"Madeline Ostrander narrates in tones of warning, anger, and sadness as she ticks off the environmental crises facing the world. She adds something else, too: sentiment."- AudioFile
This program is read by the author.
From rural Alaska to coastal Florida, a vivid account of Americans working to protect the places they call home in an era of climate crisis
How do we find a sense of home and rootedness in a time of unprecedented upheaval? What happens when the seasons and rhythms in which we have built our lives go off-kilter?
Once a distant forecast, climate change is now reaching into the familiar, threatening our basic safety and forcing us to reexamine who we are and how we live. In At Home on an Unruly Planet, science journalist Madeline Ostrander reflects on this crisis not as an abstract scientific or political problem but as a palpable force that is now affecting all of us at home. She offers vivid accounts of people fighting to protect places they love from increasingly dangerous circumstances. A firefighter works to rebuild her town after catastrophic western wildfires. A Florida preservationist strives to protect one of North America's most historic cities from rising seas.

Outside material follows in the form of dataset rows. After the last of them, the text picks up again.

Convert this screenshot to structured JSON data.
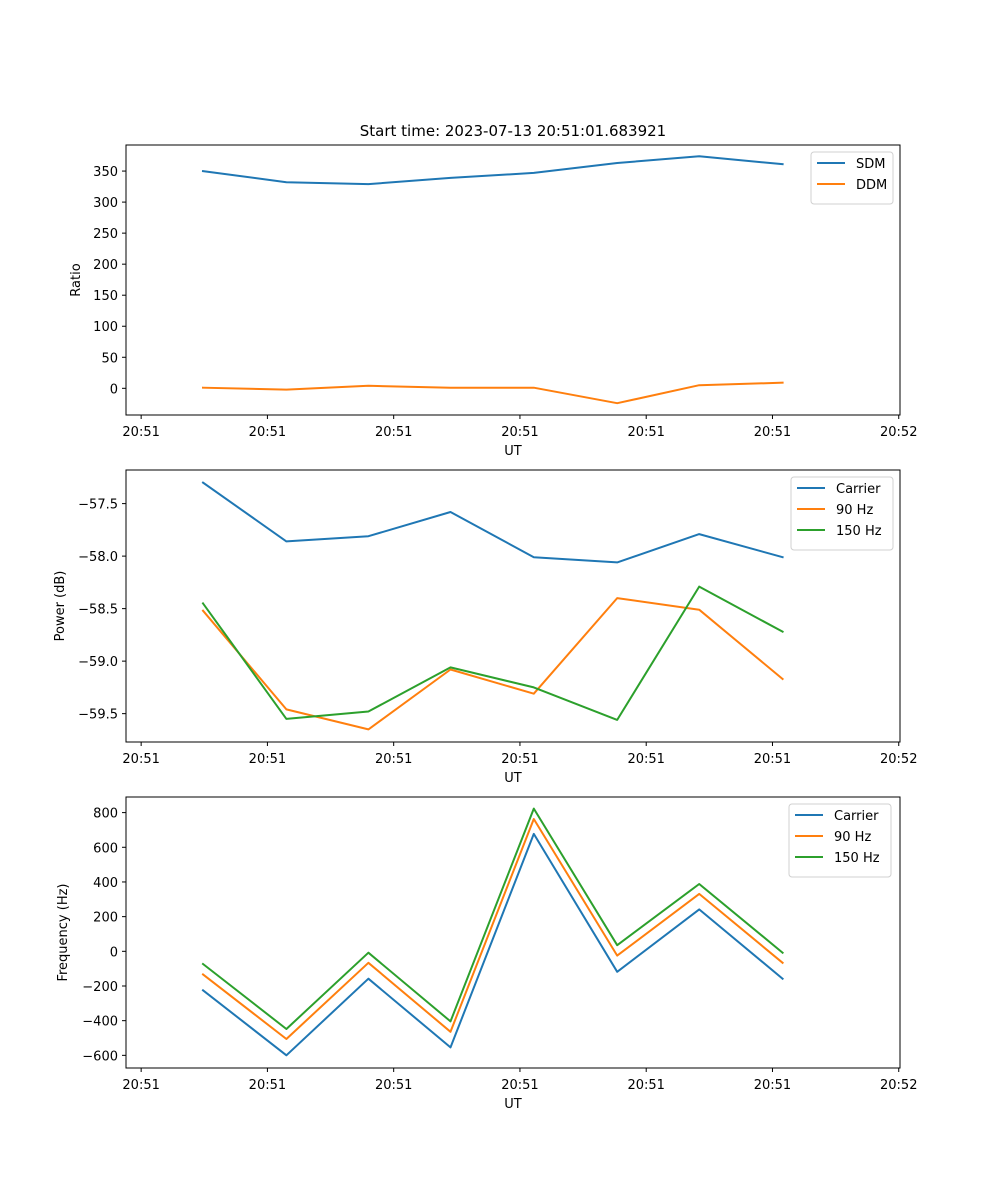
{
  "figure": {
    "title": "Start time: 2023-07-13 20:51:01.683921"
  },
  "chart_data": [
    {
      "type": "line",
      "title": "Start time: 2023-07-13 20:51:01.683921",
      "xlabel": "UT",
      "ylabel": "Ratio",
      "x": [
        0.49,
        1.15,
        1.8,
        2.45,
        3.11,
        3.77,
        4.42,
        5.08
      ],
      "xlim": [
        -0.12,
        6.01
      ],
      "xticks": [
        0,
        1,
        2,
        3,
        4,
        5,
        6
      ],
      "xtick_labels": [
        "20:51",
        "20:51",
        "20:51",
        "20:51",
        "20:51",
        "20:51",
        "20:52"
      ],
      "ylim": [
        -43,
        392
      ],
      "yticks": [
        0,
        50,
        100,
        150,
        200,
        250,
        300,
        350
      ],
      "ytick_labels": [
        "0",
        "50",
        "100",
        "150",
        "200",
        "250",
        "300",
        "350"
      ],
      "grid": false,
      "legend": "upper-right",
      "series": [
        {
          "name": "SDM",
          "color": "#1f77b4",
          "values": [
            350,
            332,
            329,
            339,
            347,
            363,
            374,
            361
          ]
        },
        {
          "name": "DDM",
          "color": "#ff7f0e",
          "values": [
            1,
            -2,
            4,
            1,
            1,
            -24,
            5,
            9
          ]
        }
      ]
    },
    {
      "type": "line",
      "title": "",
      "xlabel": "UT",
      "ylabel": "Power (dB)",
      "x": [
        0.49,
        1.15,
        1.8,
        2.45,
        3.11,
        3.77,
        4.42,
        5.08
      ],
      "xlim": [
        -0.12,
        6.01
      ],
      "xticks": [
        0,
        1,
        2,
        3,
        4,
        5,
        6
      ],
      "xtick_labels": [
        "20:51",
        "20:51",
        "20:51",
        "20:51",
        "20:51",
        "20:51",
        "20:52"
      ],
      "ylim": [
        -59.77,
        -57.18
      ],
      "yticks": [
        -59.5,
        -59.0,
        -58.5,
        -58.0,
        -57.5
      ],
      "ytick_labels": [
        "−59.5",
        "−59.0",
        "−58.5",
        "−58.0",
        "−57.5"
      ],
      "grid": false,
      "legend": "upper-right",
      "series": [
        {
          "name": "Carrier",
          "color": "#1f77b4",
          "values": [
            -57.3,
            -57.86,
            -57.81,
            -57.58,
            -58.01,
            -58.06,
            -57.79,
            -58.01
          ]
        },
        {
          "name": "90 Hz",
          "color": "#ff7f0e",
          "values": [
            -58.52,
            -59.46,
            -59.65,
            -59.08,
            -59.31,
            -58.4,
            -58.51,
            -59.17
          ]
        },
        {
          "name": "150 Hz",
          "color": "#2ca02c",
          "values": [
            -58.45,
            -59.55,
            -59.48,
            -59.06,
            -59.25,
            -59.56,
            -58.29,
            -58.72
          ]
        }
      ]
    },
    {
      "type": "line",
      "title": "",
      "xlabel": "UT",
      "ylabel": "Frequency (Hz)",
      "x": [
        0.49,
        1.15,
        1.8,
        2.45,
        3.11,
        3.77,
        4.42,
        5.08
      ],
      "xlim": [
        -0.12,
        6.01
      ],
      "xticks": [
        0,
        1,
        2,
        3,
        4,
        5,
        6
      ],
      "xtick_labels": [
        "20:51",
        "20:51",
        "20:51",
        "20:51",
        "20:51",
        "20:51",
        "20:52"
      ],
      "ylim": [
        -673,
        890
      ],
      "yticks": [
        -600,
        -400,
        -200,
        0,
        200,
        400,
        600,
        800
      ],
      "ytick_labels": [
        "−600",
        "−400",
        "−200",
        "0",
        "200",
        "400",
        "600",
        "800"
      ],
      "grid": false,
      "legend": "upper-right",
      "series": [
        {
          "name": "Carrier",
          "color": "#1f77b4",
          "values": [
            -225,
            -600,
            -158,
            -554,
            677,
            -118,
            242,
            -158
          ]
        },
        {
          "name": "90 Hz",
          "color": "#ff7f0e",
          "values": [
            -133,
            -506,
            -66,
            -464,
            763,
            -25,
            331,
            -66
          ]
        },
        {
          "name": "150 Hz",
          "color": "#2ca02c",
          "values": [
            -73,
            -448,
            -8,
            -404,
            823,
            35,
            388,
            -8
          ]
        }
      ]
    }
  ]
}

An urban farmer struggles to transform a California city plagued by fossil fuel disasters. An Alaskan community heads for higher ground as its land erodes.
Ostrander pairs deeply reported stories of hard-won optimism with lyrical essays on the strengths we need in an era of crisis. This audiobook is required listening for anyone who wants to make a home in the twenty-first century.
A Macmillan Audio production from Henry Holt and Company.
Madeline Ostrander is a science journalist and writer whose work has appeared in the NewYorker.com, The Nation, Sierra magazine, PBS's NOVA Next, Slate, and numerous other outlets. Her reporting on climate change and environmental justice has taken her to locations such as the Alaskan Arctic and the Australian outback. She's received grants, fellowships, and residencies from the Alfred P. Sloan Foundation, Artist Trust, the USC Annenberg Center for Health Journalism, the Fund for Investigative Journalism, the Jack Straw Cultural Center, the Mesa Refuge, Hedgebrook, and Edith Cowan University in Australia. She is the former senior editor of YES! magazine and holds a master's degree in environmental science from the University of Wisconsin–Madison. She lives in Seattle with her husband.